Opinion: Is Oculus Rift The Future?

by Kyle Hilliard on Aug 07, 2013 at 11:16 AM

It’s hard not to be enamored by the Oculus Rift the first time you strap the device to your head. My first experience with the virtual reality headset was with Team Fortress 2. The act of looking around the world of Team Fortress was totally engrossing. As I blindly reached out for a keyboard and mouse and started moving, the experience diminished somewhat as head movement was not required for interaction. Team Fortress, however, was not a game designed to be played with the Oculus Rift, so it does not take full advantage of its capabilities. It was a good test run, but the real excitement came when I tried something built with the Oculus Rift in mind.

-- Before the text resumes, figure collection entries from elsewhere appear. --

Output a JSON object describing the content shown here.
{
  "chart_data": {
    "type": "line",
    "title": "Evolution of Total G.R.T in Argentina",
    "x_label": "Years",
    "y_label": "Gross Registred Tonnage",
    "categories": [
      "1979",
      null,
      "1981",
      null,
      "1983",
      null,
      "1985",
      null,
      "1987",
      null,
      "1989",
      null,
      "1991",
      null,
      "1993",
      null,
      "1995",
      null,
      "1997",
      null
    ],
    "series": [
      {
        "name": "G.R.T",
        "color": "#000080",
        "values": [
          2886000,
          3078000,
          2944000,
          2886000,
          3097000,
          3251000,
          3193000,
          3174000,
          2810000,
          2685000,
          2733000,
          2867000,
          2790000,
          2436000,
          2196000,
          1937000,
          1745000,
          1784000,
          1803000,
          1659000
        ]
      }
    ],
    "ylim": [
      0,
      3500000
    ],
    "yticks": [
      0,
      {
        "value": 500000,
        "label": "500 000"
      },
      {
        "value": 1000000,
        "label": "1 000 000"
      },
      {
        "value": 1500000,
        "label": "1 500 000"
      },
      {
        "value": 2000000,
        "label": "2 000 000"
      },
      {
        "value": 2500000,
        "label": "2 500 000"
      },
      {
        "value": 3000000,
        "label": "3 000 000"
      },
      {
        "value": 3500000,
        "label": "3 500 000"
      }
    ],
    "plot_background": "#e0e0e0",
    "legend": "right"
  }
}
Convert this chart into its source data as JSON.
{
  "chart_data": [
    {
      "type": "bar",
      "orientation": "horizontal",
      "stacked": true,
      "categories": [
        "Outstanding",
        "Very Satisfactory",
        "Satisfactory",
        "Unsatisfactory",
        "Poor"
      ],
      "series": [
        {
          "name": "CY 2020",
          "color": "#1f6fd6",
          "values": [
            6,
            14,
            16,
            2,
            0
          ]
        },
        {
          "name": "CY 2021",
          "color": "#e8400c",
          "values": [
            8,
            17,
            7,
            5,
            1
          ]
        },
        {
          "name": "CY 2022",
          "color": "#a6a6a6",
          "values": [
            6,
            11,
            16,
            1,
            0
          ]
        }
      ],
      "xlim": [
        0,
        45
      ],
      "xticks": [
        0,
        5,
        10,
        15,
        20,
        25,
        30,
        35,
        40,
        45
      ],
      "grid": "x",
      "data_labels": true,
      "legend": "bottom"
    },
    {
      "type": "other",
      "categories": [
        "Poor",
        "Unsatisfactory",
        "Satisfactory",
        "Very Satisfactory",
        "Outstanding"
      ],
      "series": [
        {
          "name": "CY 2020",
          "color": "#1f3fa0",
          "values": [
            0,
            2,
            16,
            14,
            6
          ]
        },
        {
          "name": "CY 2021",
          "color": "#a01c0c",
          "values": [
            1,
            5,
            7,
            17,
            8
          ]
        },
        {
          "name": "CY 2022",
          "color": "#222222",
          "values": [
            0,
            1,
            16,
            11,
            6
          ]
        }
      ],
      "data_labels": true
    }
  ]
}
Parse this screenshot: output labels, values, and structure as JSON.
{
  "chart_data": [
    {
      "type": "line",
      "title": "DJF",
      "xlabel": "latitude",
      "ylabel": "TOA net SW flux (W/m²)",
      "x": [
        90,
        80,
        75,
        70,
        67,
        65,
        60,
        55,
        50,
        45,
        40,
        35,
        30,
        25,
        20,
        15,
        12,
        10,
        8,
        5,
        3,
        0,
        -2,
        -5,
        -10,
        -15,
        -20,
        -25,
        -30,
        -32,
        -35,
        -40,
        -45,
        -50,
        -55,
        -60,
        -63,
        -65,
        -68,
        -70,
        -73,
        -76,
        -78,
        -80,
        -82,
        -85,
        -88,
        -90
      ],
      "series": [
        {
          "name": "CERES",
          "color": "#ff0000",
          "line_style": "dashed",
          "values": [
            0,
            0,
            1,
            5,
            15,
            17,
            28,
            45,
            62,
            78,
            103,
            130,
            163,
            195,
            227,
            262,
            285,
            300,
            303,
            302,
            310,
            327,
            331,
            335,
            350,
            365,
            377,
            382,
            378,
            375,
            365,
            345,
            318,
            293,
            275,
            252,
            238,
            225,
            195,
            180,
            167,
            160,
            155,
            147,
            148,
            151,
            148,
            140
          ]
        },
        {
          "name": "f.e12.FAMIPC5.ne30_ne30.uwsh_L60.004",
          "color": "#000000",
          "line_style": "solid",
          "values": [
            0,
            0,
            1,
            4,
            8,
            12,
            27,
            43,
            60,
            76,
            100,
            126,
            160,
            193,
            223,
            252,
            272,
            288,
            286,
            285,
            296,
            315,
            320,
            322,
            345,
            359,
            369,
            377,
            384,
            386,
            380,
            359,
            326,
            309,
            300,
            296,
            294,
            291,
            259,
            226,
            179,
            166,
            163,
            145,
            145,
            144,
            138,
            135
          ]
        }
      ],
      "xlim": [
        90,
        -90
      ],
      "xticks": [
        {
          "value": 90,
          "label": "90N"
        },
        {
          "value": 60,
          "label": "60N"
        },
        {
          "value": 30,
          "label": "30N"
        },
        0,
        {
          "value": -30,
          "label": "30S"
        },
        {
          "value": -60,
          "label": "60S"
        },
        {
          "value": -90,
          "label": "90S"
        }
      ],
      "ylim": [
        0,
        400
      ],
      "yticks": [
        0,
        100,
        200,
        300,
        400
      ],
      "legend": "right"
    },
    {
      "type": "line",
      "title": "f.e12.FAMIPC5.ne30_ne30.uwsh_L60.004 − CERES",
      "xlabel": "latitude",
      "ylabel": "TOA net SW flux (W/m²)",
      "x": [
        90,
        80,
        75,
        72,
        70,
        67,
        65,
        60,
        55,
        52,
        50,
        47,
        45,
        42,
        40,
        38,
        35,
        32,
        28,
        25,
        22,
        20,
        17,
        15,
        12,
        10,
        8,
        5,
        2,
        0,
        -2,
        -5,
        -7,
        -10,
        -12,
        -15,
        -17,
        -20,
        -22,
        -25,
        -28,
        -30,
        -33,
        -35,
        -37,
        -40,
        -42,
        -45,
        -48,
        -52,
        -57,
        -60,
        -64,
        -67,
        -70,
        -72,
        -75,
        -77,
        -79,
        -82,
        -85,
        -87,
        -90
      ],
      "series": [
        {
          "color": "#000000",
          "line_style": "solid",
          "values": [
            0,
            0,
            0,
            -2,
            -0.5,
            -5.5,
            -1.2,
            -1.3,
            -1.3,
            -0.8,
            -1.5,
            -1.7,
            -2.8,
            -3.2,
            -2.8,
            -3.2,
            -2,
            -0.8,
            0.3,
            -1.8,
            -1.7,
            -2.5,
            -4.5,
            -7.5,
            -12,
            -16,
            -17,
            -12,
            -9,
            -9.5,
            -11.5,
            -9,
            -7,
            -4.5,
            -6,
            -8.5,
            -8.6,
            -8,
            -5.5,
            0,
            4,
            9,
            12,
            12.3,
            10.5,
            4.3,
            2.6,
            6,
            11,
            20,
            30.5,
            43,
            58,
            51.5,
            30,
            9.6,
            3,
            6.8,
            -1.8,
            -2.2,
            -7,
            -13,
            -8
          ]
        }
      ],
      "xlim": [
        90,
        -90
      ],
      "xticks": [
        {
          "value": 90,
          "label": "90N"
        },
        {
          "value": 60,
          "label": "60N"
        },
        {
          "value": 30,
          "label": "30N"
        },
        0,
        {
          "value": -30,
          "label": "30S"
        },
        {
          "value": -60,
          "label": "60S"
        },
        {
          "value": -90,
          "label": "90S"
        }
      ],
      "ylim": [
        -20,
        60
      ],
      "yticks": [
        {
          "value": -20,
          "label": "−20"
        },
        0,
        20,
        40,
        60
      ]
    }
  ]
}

I downloaded the rollercoaster demo that’s making the rounds on the Internet and excitedly sat in my office chair, growing giddy as the cart climbed the track. I looked to my left and saw the nearly 90-degree vertical drop awaiting me at the apex of the climb, and felt my chest tighten as though I were riding a real roller coaster. When the drop finally came, I gasped out loud, embarrassed that my wife had overheard me shouting with a weird mask strapped to my face. It was a strange and exhilarating experience that left my heart beating long after I removed the headset, but I’m not sure I glimpsed into the future of gaming.

The Oculus Rift is far more immersive and technologically advanced than 3D televisions, but I experienced similar feelings the first time I used 3D glasses and played Crysis 2. I was blown away, but ultimately, did not see myself wearing special glasses just to play all of my games. I only played Crysis 2 in 3D a few times after that, mostly out of a sense of obligation. I wanted to get the most out of my investment, but I wasn’t sure I was getting a better experience than if I had just played normally.

Oculus Rift has the issue of closing you off from the world entirely. You can’t see, you can’t hear (if you’re using headphones) – you can’t even check your phone. It’s engrossing, but inconvenient, and from a practical perspective, it will rarely be the way I can play games.

Playing games with the Oculus Rift is captivating, and that’s impossible to deny. During E3, one of the best experiences I had was playing an Oculus Rift game on the show floor. It does not, however, replace the ease of interaction that comes from picking up a controller and playing a game with as little effort as possible. The Oculus Rift is a solitary experience that closes you out from everything around you, isolating you in a virtual world. Also, you look pretty dumb while you’re playing it, which certainly doesn’t help sell the device to the average consumer.

I’m excited to play more with the Oculus Rift, especially after hearing Mike Futter and Dan Ryckert’s feedback with the HD Oculus Rift they tried at E3, but its impact remains to be seen. Even though I see amazing things in the Oculus Rift’s future, I don’t think it will be the future.